I last wrote about intracellular condensates here, but the topic has come up several times over the last few years. Now here’s a paper (preprint and final version) that has some thoughts on them that I hadn’t seen before, with help from everyone’s favorite unkillable animal, the tardigrade.
Those are tiny beasts (under a millimeter long) that live among mosses and lichens. They have eight legs, and wander around slowly sucking the contents out of plant cells and even smaller invertebrates. They have chitinaceous armor, and it seems to work pretty well, because these critters have been shown to put up with conditions that would kill most other creatures. Various tardigrade species have survived being frozen in liquid helium, heated to 150C, and exposed to pressures several times greater than those found in deep ocean trenches (with rapid pressurization and decompression as well) and to ionizing radiation at hundreds of times the human lethal dose. One species even had some survival after ten days of direct exposure to outer space conditions in low earth orbit. Of all of those, the heating is their most conspicuous weakness, although they can certainly put up with a lot more than most creatures.
They get away with these feats because they are able to almost completely stop their metabolism (down to far below one-thousandth of normal) and to lose 99% of their water mass. They have been documented to wait in this dessicated state for years or even decades, only to rehydrate and carry on as before – moving, foraging, and even reproducing as if nothing had happened. So it’s safe to say that there are some odd things about their cellular biology, and they’re certainly worth studying.
There are several mechanisms that kick in. Many dessication-tolerant creatures produce the sugar trehalose as sort of a “water replacement” in their cytosol, and it’s also used to keep ice crystals from forming inside the cells.
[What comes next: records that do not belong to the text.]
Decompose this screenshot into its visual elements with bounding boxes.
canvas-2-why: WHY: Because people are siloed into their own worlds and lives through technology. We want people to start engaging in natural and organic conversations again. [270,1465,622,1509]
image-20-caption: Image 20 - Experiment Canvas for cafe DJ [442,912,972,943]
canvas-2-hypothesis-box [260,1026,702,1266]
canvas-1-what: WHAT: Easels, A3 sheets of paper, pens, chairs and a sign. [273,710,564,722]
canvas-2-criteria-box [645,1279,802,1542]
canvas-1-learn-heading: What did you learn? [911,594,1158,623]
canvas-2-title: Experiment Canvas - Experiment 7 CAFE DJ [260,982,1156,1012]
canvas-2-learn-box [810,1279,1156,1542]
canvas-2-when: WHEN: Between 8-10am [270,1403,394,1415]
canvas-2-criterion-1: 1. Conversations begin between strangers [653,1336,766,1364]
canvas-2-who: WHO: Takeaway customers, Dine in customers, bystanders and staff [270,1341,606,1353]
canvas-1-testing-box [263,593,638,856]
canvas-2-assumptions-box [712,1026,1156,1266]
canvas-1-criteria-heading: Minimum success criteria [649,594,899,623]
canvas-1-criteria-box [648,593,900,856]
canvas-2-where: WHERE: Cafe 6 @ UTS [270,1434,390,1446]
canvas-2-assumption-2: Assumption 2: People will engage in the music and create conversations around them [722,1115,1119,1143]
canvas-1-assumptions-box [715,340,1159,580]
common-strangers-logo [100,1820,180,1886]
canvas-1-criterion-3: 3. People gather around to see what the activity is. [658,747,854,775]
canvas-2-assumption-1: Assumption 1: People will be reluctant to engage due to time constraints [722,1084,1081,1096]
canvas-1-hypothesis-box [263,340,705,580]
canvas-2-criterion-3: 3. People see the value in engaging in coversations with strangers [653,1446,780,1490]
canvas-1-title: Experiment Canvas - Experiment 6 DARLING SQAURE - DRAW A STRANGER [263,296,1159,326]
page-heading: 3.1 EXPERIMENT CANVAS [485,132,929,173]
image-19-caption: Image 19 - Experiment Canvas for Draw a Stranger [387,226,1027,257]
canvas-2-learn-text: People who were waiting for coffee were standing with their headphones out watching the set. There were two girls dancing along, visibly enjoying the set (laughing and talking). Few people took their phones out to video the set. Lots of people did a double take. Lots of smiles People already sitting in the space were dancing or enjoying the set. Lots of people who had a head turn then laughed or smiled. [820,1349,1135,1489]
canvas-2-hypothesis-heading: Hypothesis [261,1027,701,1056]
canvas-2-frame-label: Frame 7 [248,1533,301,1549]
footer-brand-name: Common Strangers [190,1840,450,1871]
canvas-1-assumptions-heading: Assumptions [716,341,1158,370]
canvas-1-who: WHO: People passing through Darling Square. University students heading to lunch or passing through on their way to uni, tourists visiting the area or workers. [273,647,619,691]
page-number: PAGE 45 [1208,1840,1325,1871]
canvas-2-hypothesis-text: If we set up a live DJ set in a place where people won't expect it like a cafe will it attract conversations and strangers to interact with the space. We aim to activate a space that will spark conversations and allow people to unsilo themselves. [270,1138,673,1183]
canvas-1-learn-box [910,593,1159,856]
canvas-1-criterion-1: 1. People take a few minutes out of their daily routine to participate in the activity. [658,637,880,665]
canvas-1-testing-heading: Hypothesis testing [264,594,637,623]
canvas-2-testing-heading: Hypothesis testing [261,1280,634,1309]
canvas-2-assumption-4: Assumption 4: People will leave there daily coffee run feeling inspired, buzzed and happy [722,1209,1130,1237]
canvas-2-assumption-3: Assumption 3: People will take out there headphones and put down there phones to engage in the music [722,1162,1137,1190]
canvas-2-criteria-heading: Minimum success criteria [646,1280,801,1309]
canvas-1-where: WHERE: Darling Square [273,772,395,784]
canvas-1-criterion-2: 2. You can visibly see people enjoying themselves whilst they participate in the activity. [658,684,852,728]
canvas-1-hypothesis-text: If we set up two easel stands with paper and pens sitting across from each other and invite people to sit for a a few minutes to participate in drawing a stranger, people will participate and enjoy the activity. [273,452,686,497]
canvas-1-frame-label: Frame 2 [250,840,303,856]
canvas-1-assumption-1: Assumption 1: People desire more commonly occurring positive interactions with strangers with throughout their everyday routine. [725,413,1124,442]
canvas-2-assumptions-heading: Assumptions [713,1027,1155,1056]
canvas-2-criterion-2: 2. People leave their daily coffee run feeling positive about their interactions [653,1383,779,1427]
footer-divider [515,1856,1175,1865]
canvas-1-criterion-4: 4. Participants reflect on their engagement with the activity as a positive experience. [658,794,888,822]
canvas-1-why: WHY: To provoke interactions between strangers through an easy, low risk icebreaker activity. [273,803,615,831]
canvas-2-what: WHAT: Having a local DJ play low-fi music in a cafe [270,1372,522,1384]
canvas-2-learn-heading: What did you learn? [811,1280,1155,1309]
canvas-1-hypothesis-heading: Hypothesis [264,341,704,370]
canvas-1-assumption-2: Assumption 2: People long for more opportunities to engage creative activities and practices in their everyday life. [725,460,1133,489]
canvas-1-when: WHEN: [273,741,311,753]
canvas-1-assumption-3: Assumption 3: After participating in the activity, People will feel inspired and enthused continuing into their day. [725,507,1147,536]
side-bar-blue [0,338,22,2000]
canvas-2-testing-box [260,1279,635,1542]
On the protein side, there are a number of intrinsically disordered proteins that seem to be important, perhaps by helping to form a glass-like noncrystalline state, and there’s also the possibility that these pitch in by forming condensate droplets that sequester vulnerable proteins and other species inside them. One of the more well-studied condensate classes is the “stress granules“, which could well be doing the same thing. There’s evidence that these things are acting through some kinds of nonselective general physical mechanisms, because expressing such tardigrade proteins in human cell lines improves their response to stress as well, and it’s safe to say that humans (most humans) and tardigrades branched off evolutionarily some time ago.
The current paper takes that work further, looking at over 100 proteins from extreme-tolerant (ExTol) critters like tardigrades, and the team went on to design several hundred new proteins based on these (such as fusions with known human proteins). They’re especially looking at conferring resistance to apoptosis under stress conditions – most mammalian cells would indeed activate that fall-on-your-cellular-sword response in such cases. But adding in ExTol proteins and some of the engineered ones made them more hardy. Some (but not all) of these seem to be working through condensate formation, especially in the cases of human proteins (such as ApoE) that are already prone to that behavior. One of their new proteins (DHR81), for example, forms condensates that seem to sequester activated caspase-7, known to be a major player in apoptosis signaling, and this suggests that there might be at least two mechanisms working: sequestering vulnerable proteins and sequestering ones that would otherwise trigger cell death.
But the authors are careful to note that the physical changes in the cytosol during condensate formation, such as increased viscosity, could also be a big factor. There are probably other mechanisms at work as well, but the overall protective effect of condensate formation (well, the right condensates) seems to be a solid result. The results on the human ApoE protein are quite interesting in that regard. Overexpression of that lipoprotein inside cells, or even just its domain that is predicted to drive condensate formation, were both useful in staving off apoptosis. The paper is willing to make the leap that this might tie in to ApoE’s known protective effect in the development of Alzheimer’s, and they might be right (although that needs shoring up). It would seem that we could learn from our tardigrade brethern. Radiation, extreme cold, high pressures and vacuum conditions – those are all pretty stressful, but so is aging. Isn’t it?